Apalagi saat ini menjelang pemilihan umum (Pemilu), sehingga muncul persepsi-persepsi liar. Menurutnya, estafet kepemimpinan itu keniscayaan dalam sebuah sistem negara.

“Hanya saja, ketika Kapolri juga menyampaikan pernyataan terkait meneruskan kepemimpinan bisa dipersepsi ada dikotomi, adanya kandidat penerus kepemimpinan dengan perubahan kepemimpinan.

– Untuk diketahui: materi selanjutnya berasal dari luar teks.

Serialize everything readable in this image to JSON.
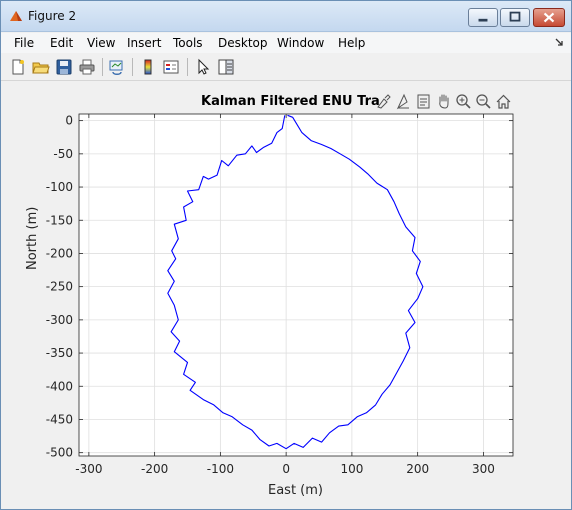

Inilah yang menyebabkan munculnya polemik, apalagi di tengah sorotan terkait netralitas Polri yang sudah diamanahkan undang-undang,” tegasnya, hari ini.

Pernyataan tersebut, kata dia, tentu juga bisa dipahami sebagai arahan politik kemana keinginan Kapolri pada suksesi kepemimpinan nanti.

“Tentu tak elok jika hal tersebut disampaikan seorang Kapolri yang diberi kewenangan negara untuk menjaga kamtibmas dan penegak hukum yang seharusnya bersikap netral,” ujarnya.

Ia juga meminta agar Kapolri tetap ingat soal semboyan Bhinneka Tunggal Ika, bahwa perbedaan itu adalah sebuah keniscayaan di negeri ini, termasuk perbedaan pandangan politik.

“Yang terpenting bagi kepolisian adalah menjaga agar perbedaan-perbedaan tersebut tak membelokan arah dari tujuan bernegara seperti amanah UUD 1945,” pungkasnya.